My job is to make sure we’re meeting the mission of both the park and the school system. So we’re meeting park education goals but we’re also meeting the curriculum goals in helping students prepare for their life. Some of the lessons I will get a hand in—we have an archeology unit, so I get to relive those glory days, but mostly it’s ranger-led and there’s teacher-led units. Each of our grades go on between three and five field trips out to the park per year, and they’re all related to multiple curriculums. It’s never just science or just social studies. We work in math, we work in language arts, PE, guidance; so curriculum from across the board.

What does a typical Parks as Classrooms lesson look like?

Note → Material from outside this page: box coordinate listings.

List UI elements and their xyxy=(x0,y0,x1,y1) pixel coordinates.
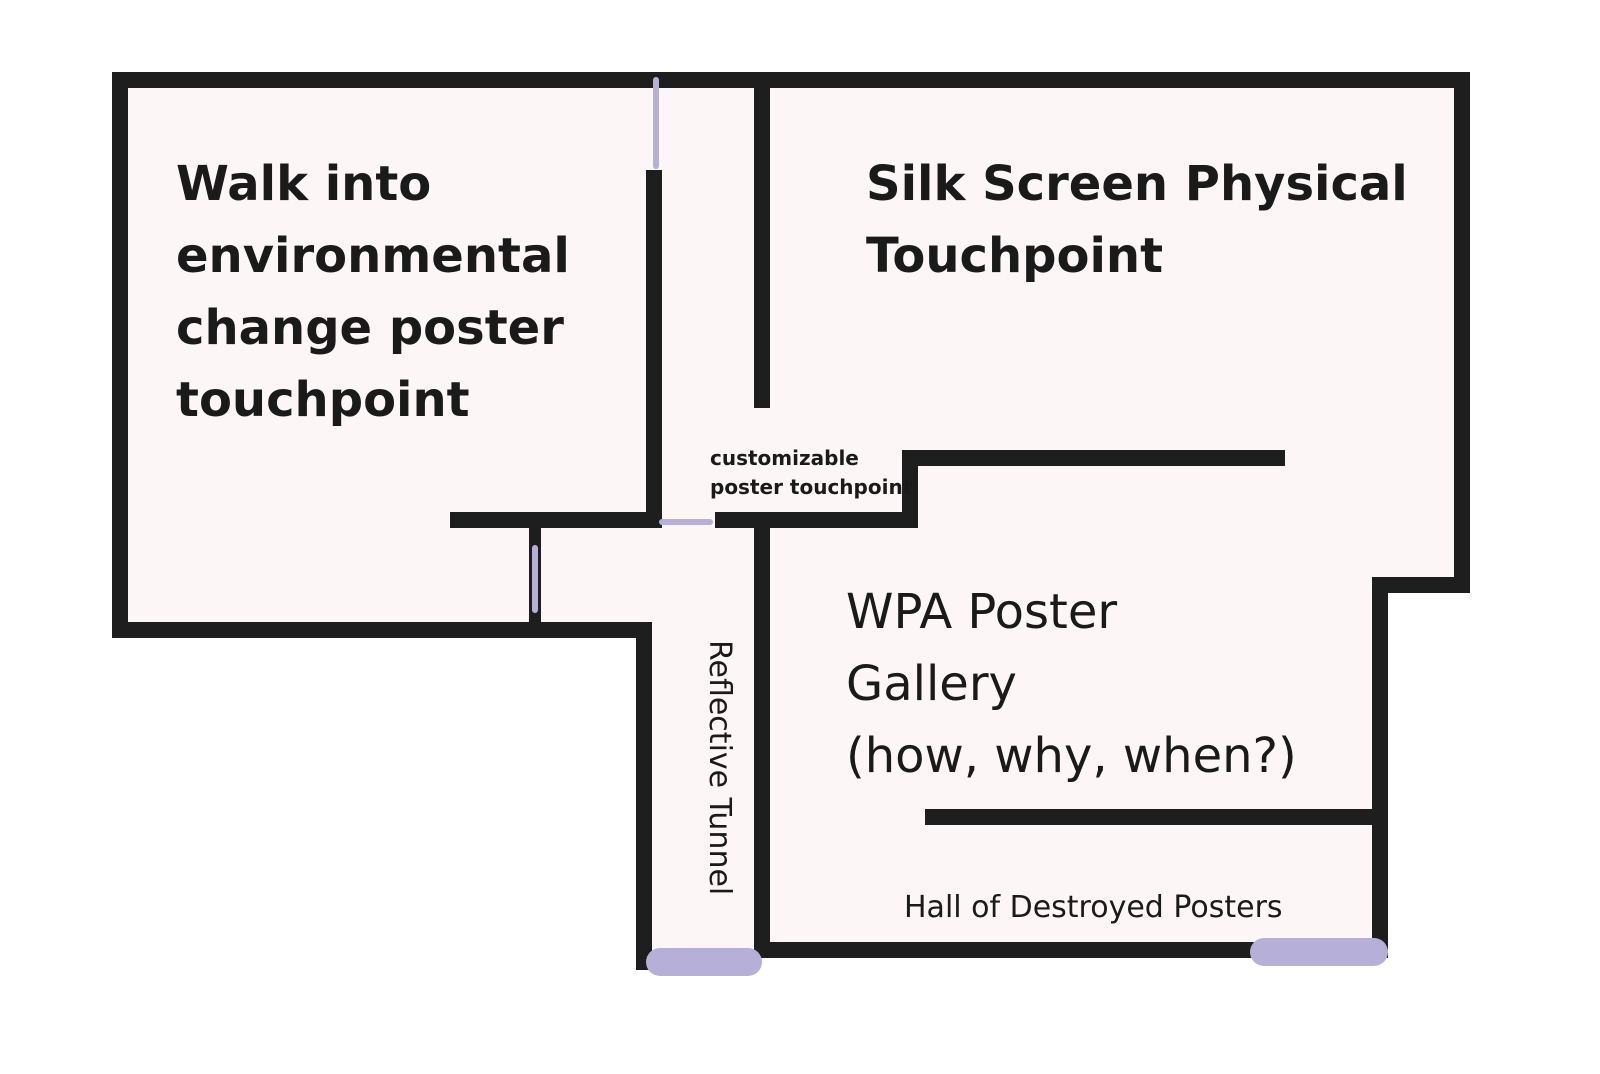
walk-into-line-1: Walk into xyxy=(176,156,431,212)
walk-into-line-3: change poster xyxy=(176,300,564,356)
customizable-line-1: customizable xyxy=(710,446,859,470)
walk-into-line-4: touchpoint xyxy=(176,372,470,428)
customizable-line-2: poster touchpoint xyxy=(710,475,913,499)
hall-of-destroyed-posters-label: Hall of Destroyed Posters xyxy=(904,890,1283,925)
wpa-gallery-line-2: Gallery xyxy=(846,656,1017,712)
silk-screen-room-label: Silk Screen Physical Touchpoint xyxy=(866,156,1408,284)
wpa-gallery-line-3: (how, why, when?) xyxy=(846,728,1297,784)
outer-wall-left xyxy=(112,80,652,970)
customizable-label: customizable poster touchpoint xyxy=(710,446,913,499)
walk-into-room-label: Walk into environmental change poster to… xyxy=(176,156,570,428)
wall-step xyxy=(715,450,1285,528)
walk-into-line-2: environmental xyxy=(176,228,570,284)
reflective-tunnel-label: Reflective Tunnel xyxy=(702,640,737,895)
wpa-gallery-line-1: WPA Poster xyxy=(846,584,1117,640)
silk-screen-line-2: Touchpoint xyxy=(866,228,1163,284)
silk-screen-line-1: Silk Screen Physical xyxy=(866,156,1408,212)
wpa-gallery-label: WPA Poster Gallery (how, why, when?) xyxy=(846,584,1297,784)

They will look for and collect data. Sometimes we meet historical figures. For example, (those) in second grade go on an amazing trip to the Little Greenbriar Schoolhouse. They carry an old-time lunch that our cafeteria worked up for them, and they’re in pails. They get to walk the trail up the schoolhouse just like they would all those years ago, and they meet the schoolmarm. She takes them through what a morning at school would have been like back when it was Little Greenbriar Schoolhouse.

Parks as Classrooms photos

How does the Parks as Classrooms program benefit students?

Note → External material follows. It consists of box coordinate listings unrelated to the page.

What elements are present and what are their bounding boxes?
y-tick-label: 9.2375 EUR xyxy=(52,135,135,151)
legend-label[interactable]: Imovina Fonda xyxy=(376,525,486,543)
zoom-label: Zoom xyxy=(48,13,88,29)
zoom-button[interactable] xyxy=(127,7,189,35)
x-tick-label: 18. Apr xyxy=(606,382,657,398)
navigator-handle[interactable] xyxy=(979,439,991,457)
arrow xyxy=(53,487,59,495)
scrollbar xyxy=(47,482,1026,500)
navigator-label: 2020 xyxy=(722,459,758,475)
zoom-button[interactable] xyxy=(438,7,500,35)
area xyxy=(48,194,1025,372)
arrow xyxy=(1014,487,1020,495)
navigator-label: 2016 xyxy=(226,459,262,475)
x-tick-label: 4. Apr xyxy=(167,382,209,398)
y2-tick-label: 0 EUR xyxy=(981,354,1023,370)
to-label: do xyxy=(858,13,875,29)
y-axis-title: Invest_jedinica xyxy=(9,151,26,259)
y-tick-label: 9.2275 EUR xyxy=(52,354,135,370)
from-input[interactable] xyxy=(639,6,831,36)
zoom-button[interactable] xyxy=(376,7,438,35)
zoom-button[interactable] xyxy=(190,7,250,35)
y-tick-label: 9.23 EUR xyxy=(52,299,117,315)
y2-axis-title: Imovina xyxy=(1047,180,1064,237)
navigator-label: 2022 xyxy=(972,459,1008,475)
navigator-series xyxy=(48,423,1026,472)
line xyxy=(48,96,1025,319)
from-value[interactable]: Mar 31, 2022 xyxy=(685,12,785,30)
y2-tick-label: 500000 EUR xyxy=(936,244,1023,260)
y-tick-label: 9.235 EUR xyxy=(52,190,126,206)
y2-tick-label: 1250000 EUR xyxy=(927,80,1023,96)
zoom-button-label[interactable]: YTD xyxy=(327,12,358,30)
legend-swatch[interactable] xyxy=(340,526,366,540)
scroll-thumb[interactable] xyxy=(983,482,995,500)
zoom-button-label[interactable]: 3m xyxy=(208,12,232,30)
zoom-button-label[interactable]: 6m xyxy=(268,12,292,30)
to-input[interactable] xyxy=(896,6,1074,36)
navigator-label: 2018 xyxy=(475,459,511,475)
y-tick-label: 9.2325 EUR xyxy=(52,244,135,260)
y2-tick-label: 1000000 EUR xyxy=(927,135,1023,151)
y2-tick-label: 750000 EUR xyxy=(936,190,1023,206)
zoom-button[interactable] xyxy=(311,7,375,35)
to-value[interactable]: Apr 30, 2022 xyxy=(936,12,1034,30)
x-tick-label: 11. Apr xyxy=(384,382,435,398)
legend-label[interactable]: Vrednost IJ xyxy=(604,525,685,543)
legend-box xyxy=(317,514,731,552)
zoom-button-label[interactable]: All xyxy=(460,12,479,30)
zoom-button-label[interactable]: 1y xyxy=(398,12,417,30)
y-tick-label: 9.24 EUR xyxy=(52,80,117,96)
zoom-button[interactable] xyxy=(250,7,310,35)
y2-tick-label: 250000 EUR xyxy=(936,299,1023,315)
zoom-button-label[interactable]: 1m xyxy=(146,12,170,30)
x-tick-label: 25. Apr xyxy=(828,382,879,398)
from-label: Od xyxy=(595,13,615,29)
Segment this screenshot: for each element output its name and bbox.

It’s a great equalizer. It allows everybody to have that success. In the classroom your traditional learners, they get to experience success because they can learn by reading or listening, but learners of other types have a lot more trouble with that. When you don’t experience success in education, it’s demotivating. So by having these experiences where they feel excited and they can be the ones that’s getting something right and doing something right, it motivates them to enjoy their education a lot more and try a lot more. We have a huge number of special needs and English language learner students, and they love it. They love going out on the trips because they don’t feel lost. Sometimes you feel lost in the classroom when you’re not a traditional learner. It makes it real for them, so it makes it easier for them to shine and show they know this knowledge, and when it comes to test time your brain stores that in a much different way as a memory, versus as something you’ve read or done a worksheet over. So it’s much easier to retrieve it.

How does this program impact the community aspect of education?

A lot of parents have been on these trips and seen and done these things, so I love this program because it brings in so much parent involvement and so much community involvement. The community really supports us and helps us fundraise for things like covering the cost of the bus and some of the materials that we need. It’s a great way to bring everybody together and create that community effort in education.

This conversation has been edited for length and clarity.